What does being a designer mean to you? Are you a translator of femininity and power?

As a womenswear designer it is absolutely necessary to challenge yourself and what femininity means to you. Your sole field of work is to dress women, so you have the responsibility to be progressive, powerful and a fighter for their wishes. In your small area of reach you have the chance to contribute and absolutely change something for women.

PaulaKnorr_HWS_Look14-2

You describe your most recent collection as a complex collage of attributes – what are they and what lends to their complexities?

I wanted to showcase the diversity and complexity of the female psyche and appearance. Like in a collage all those emotions and characteristics don´t belong or fit together, they come from all sorts of places. Fashion tends to showcase this one dimensional, fictive girl as a muse. This makes the collection easy to understand, but also not relevant as an inspiration to reality.

How do you unite abstract emotion with material expression?

I wanted to transfer the interaction of sometimes conflicting emotions directly into garments by choosing fabrics which are not easy to understand and trigger your haptic impression. For example the AW17 silk and foil mix chiffon, which can look like glossy transparent latex in pictures, but moves like super thin chiffon, which creates a beautiful antithetic effect.

Your mission statement discusses creating an identity that allows a balance of strength and vulnerability – how do they feed into each other?

In reality a personality is never one dimensional. You can feel strong and vulnerable at the same time and tons of things more. To influence my design with reality, with a realistic female identity, is important in my process.
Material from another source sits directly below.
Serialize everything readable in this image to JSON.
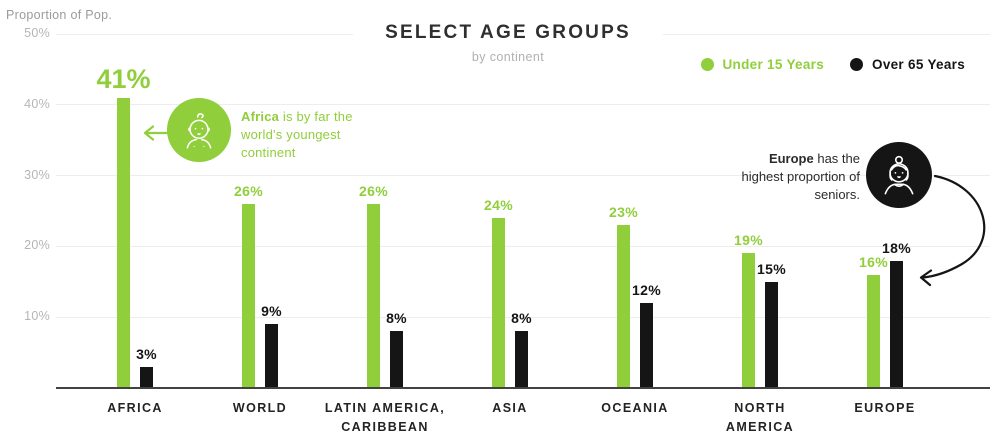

What does femininity mean to you? My own picture of femininity is not the most unconventional one per se, but I have no problem with this. I think the main goal of feminism nowadays is to create room and acceptance for all concepts of feminine identity equally.

In an age of social anxiety, pressure and responsibility, where does your brand sit amidst the uncertainties surrounding women of our generation?

I want to connect to women of our generation which feel lost between gender neutral and over-sexual. I want to show that to be a feminine woman is equally important and needs the same attention than to be anything else. I was never the coolest kid and I always loved to feel really feminine. My main goal is to create a wardrobe for those women, which are not afraid to be strong and powerful but equally feminine.